Thanks for the hints so far.
So far I have have updated the trap, and had it call a cleanup function, and within the function, I had it write a status line to a log file, using the ‘date’ command, to get a date and time stamp, process ID, and the number of seconds the script had been running, and return value the function had received.
I then reused the ‘data’ command, and injected it after each block of code, using the function of the previous block as a label for that date command.

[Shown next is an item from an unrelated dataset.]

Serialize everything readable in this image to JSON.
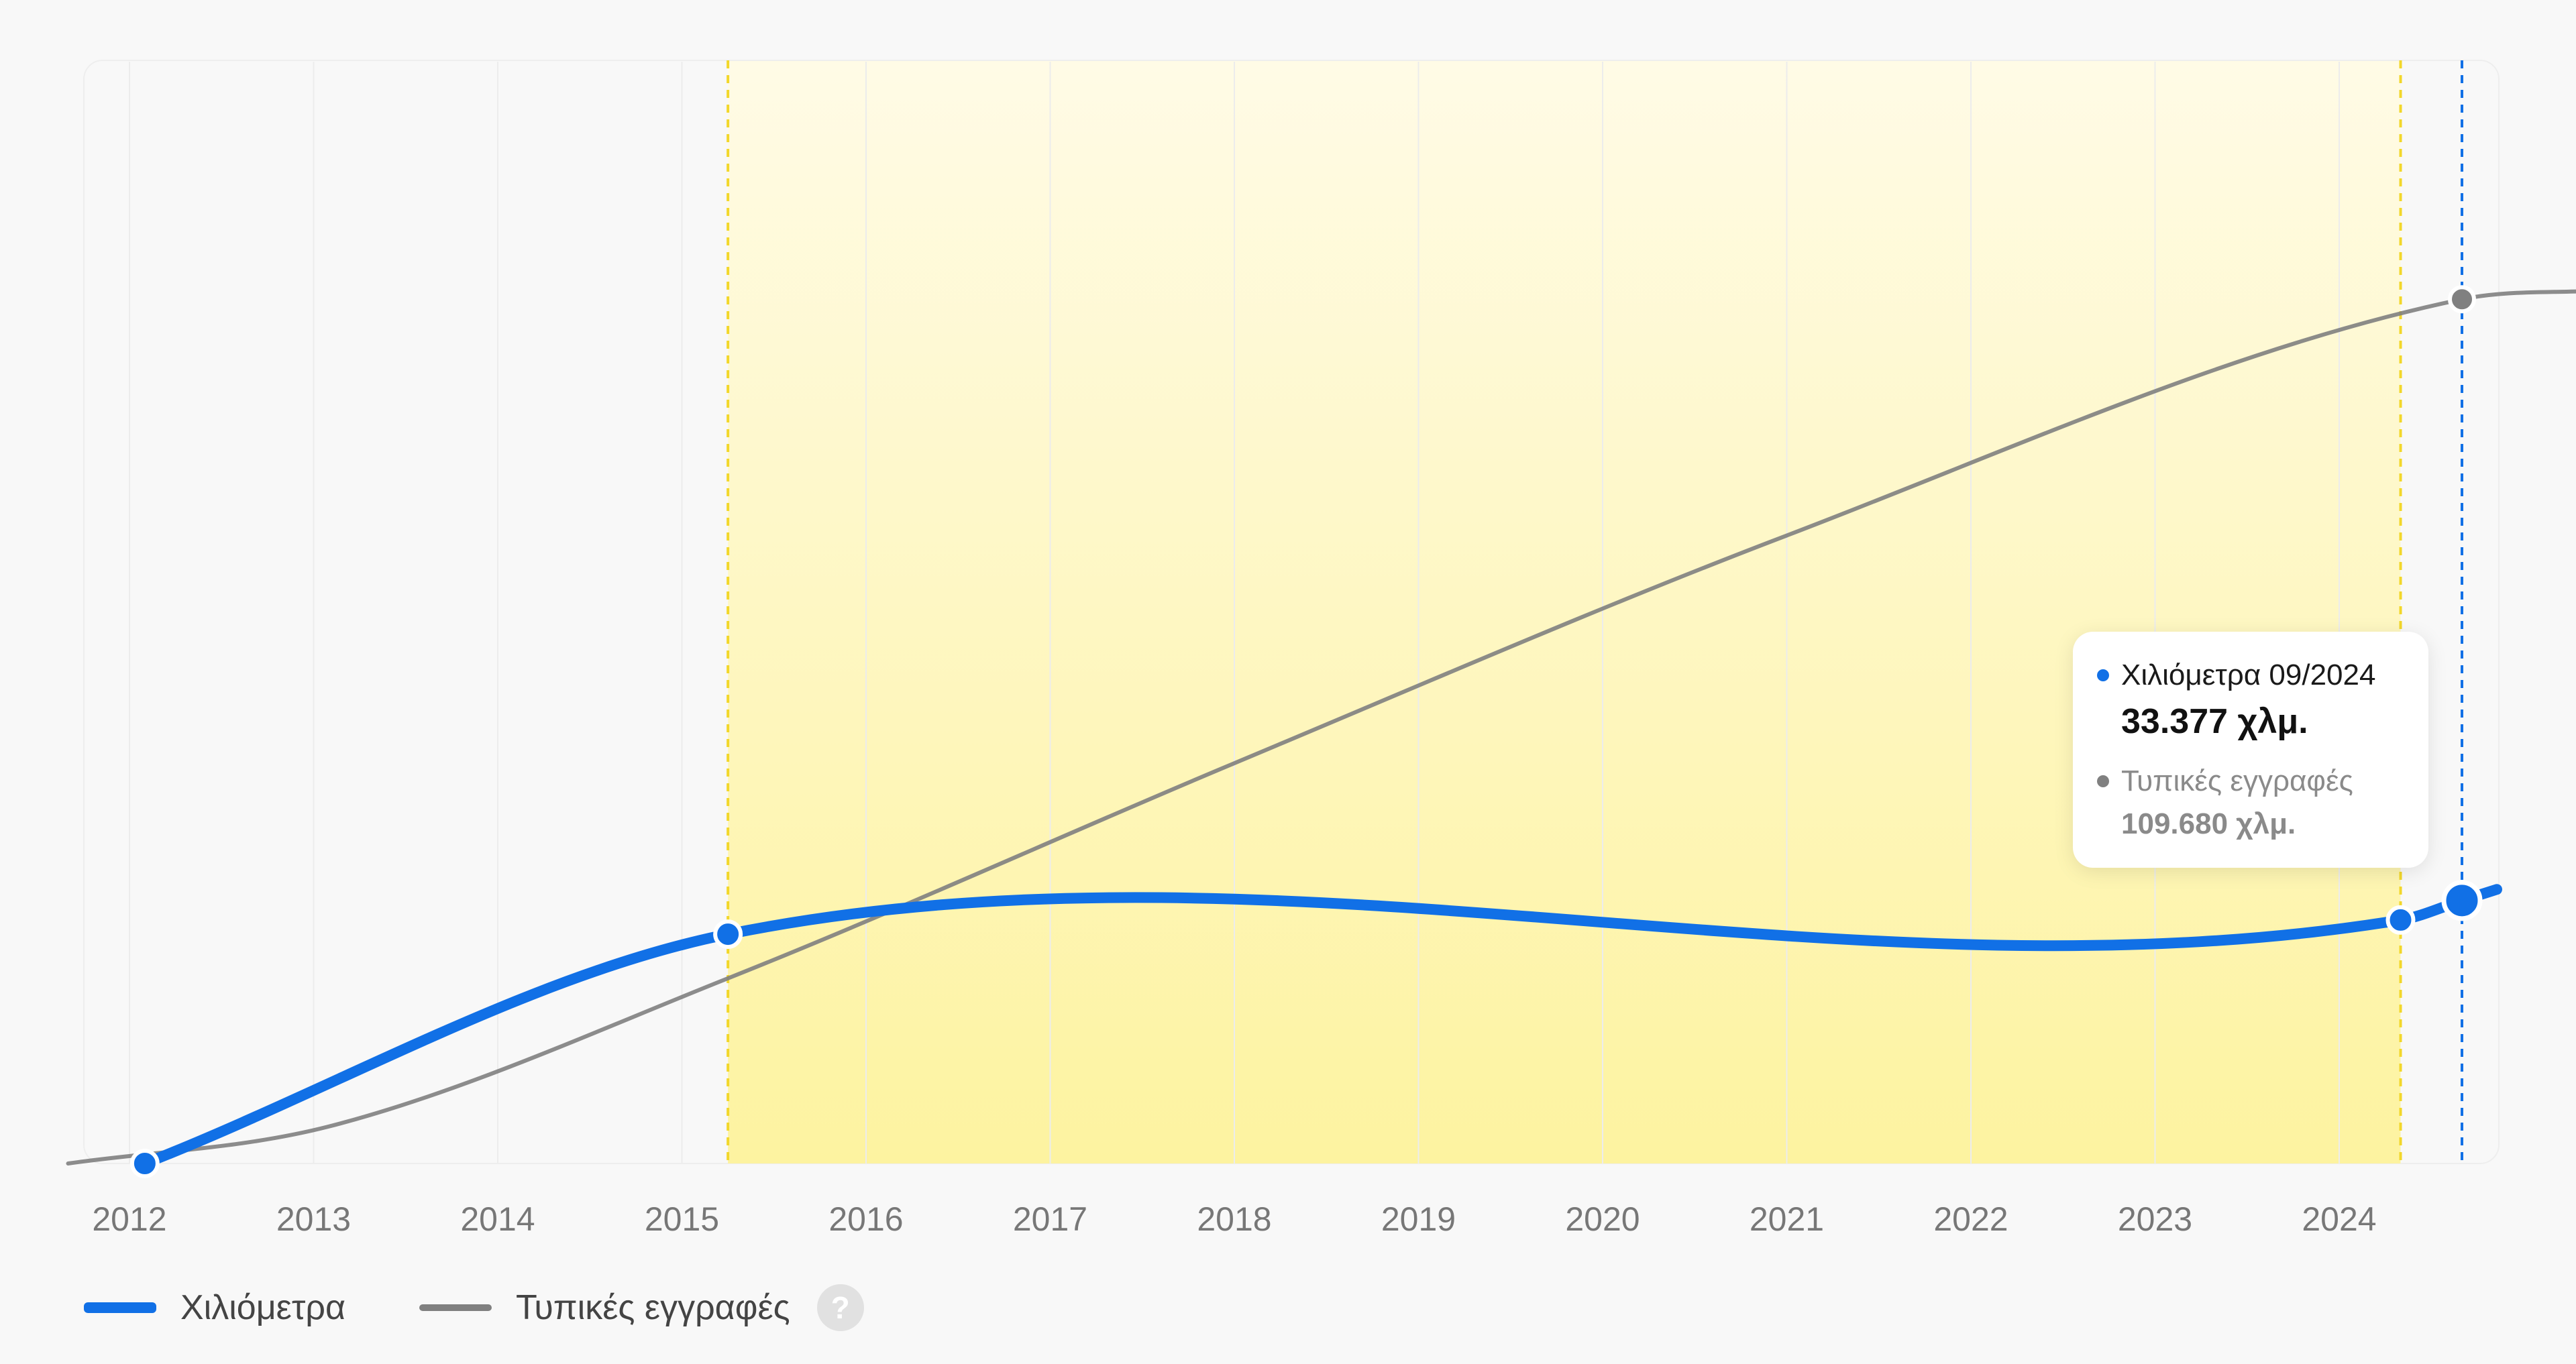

The lead me to notice a random large jump in ‘plugins’. A few more ‘date’ lines inside the ‘plugins’ code revealed that the mk_inventory plugin was the culprit. I moved it from /usr/lib/check_mk_agent/plugins/ to …/plugins/300/, and that resolved 99% of my problems.
Now on to the last 1%.
With mk_inventory in plugins/ it was being running within the check. Most of the time, this wasn’t an issue, because it would only run to completion, once every four hours, and on most systems, it could run to completion within the 60 seconds allocated to running checks. On the few combinations of systems and loads, it could not, we got a failed service check, and thus a systemd failed service warning. By moving it to plugins/300/ we moved it out of the time window, and thus, fewer failures.
Since the mk_inventory script only ran to completion once every 4 hours (default), running it cached, with a 5 minute window, is an acceptable hit.